Review of the hospital policy titled, "Cleaning-Patient Room Transfer/Discharge revealed in part: Policy - All patient rooms will be cleaned when a patient has been discharged/transferred to another room. The room will be cleaned as soon as possible.

Review of the hospital policy titled, "Cleaning and Disinfecting of Equipment" revealed in part: Purpose- To define a process for the cleaning and disinfecting of equipment that will prevent the spread of infection and maintain a safe environment for patients, visitors and staff.
Definitions: Cleaning is a form of decontamination that renders the environmental surface safe to handle or use by removing organic matter, salts, and visible soil, all of which interfere with microbial inactivation. Disinfection is a process that is used on inanimate objects that kills or destroys nearly all disease-producing microorganisms...

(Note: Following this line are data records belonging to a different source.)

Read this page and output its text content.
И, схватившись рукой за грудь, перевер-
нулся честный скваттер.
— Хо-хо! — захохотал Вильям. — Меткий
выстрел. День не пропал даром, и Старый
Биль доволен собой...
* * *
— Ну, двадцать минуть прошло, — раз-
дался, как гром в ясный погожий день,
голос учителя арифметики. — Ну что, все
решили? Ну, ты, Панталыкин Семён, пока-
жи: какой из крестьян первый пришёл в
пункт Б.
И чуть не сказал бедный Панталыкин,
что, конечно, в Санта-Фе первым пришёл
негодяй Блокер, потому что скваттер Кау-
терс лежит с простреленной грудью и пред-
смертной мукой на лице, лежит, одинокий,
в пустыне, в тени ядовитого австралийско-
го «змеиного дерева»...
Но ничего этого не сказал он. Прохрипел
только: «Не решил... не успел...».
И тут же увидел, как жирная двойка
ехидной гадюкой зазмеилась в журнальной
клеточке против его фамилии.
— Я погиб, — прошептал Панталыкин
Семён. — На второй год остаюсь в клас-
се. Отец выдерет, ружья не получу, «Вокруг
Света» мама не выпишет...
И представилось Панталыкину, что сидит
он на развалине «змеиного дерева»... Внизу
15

On 06/10/19 at 11:45 a.m., observations during the initial tour of the facility revealed the following:
Room a - dried brown substance on the underside of the bedside toilet lid which was wiped off with a Saniwipe.

Room b - dried yellow substance noted on the front rim of the toilet, which was wiped off by S2DON using a paper towel. Grime and debris on the bed's air mattress electric pump which was suspended on the foot of the bed.

An interview with S2DON at this time confirmed the rooms had been terminally cleaned and were ready for a new admission.

Clean storage room - 6 of 6 feeding pumps with debris and dried tube feeding residue on the visible surfaces of the pumps. Portable suction device with grime and debris on the visible surfaces. Bed warmer with water stored in the reservoir. 3 of 3 electric fans with an accumulation of grime and debris on the fan blades and protective grates.

During an interview on 06/10/2019 at 12:15 p.m., S1Administrator confirmed the findings in the clean storage room and acknowledged the patient care equipment was not clean and disinfected.

2. Failing to perform hand hygiene during wound treatment

Review of the hospital's Hand Hygiene policy #8-5.0.0 revised 8/7/17 revealed the following procedure:
Staff will perform hand hygiene by washing hands with soap and water or using alcohol-containing antiseptic hand rub:
...after contact with body fluids or excretions, mucous membranes, non-intact skin and wound dressings ...before and after glove use ...

On 06/11/19 at 1:10 p.m., S3LPN was observed providing wound care for patient #2. After setting up the supplies, S3LPN performed hand hygiene, donned gloves and removed the old dressing from the wound. S3LPN discarded the old dressing and changed her gloves without performing hand hygiene. She cleaned the wound and again changed her gloves without performing hand hygiene. She then dressed the wound as ordered, and performed hand hygiene upon completion.
An interview with S2DON on 6/11/19 at 1:30 p.m. confirmed that hand hygiene should be performed each time gloves are changed when providing wound care.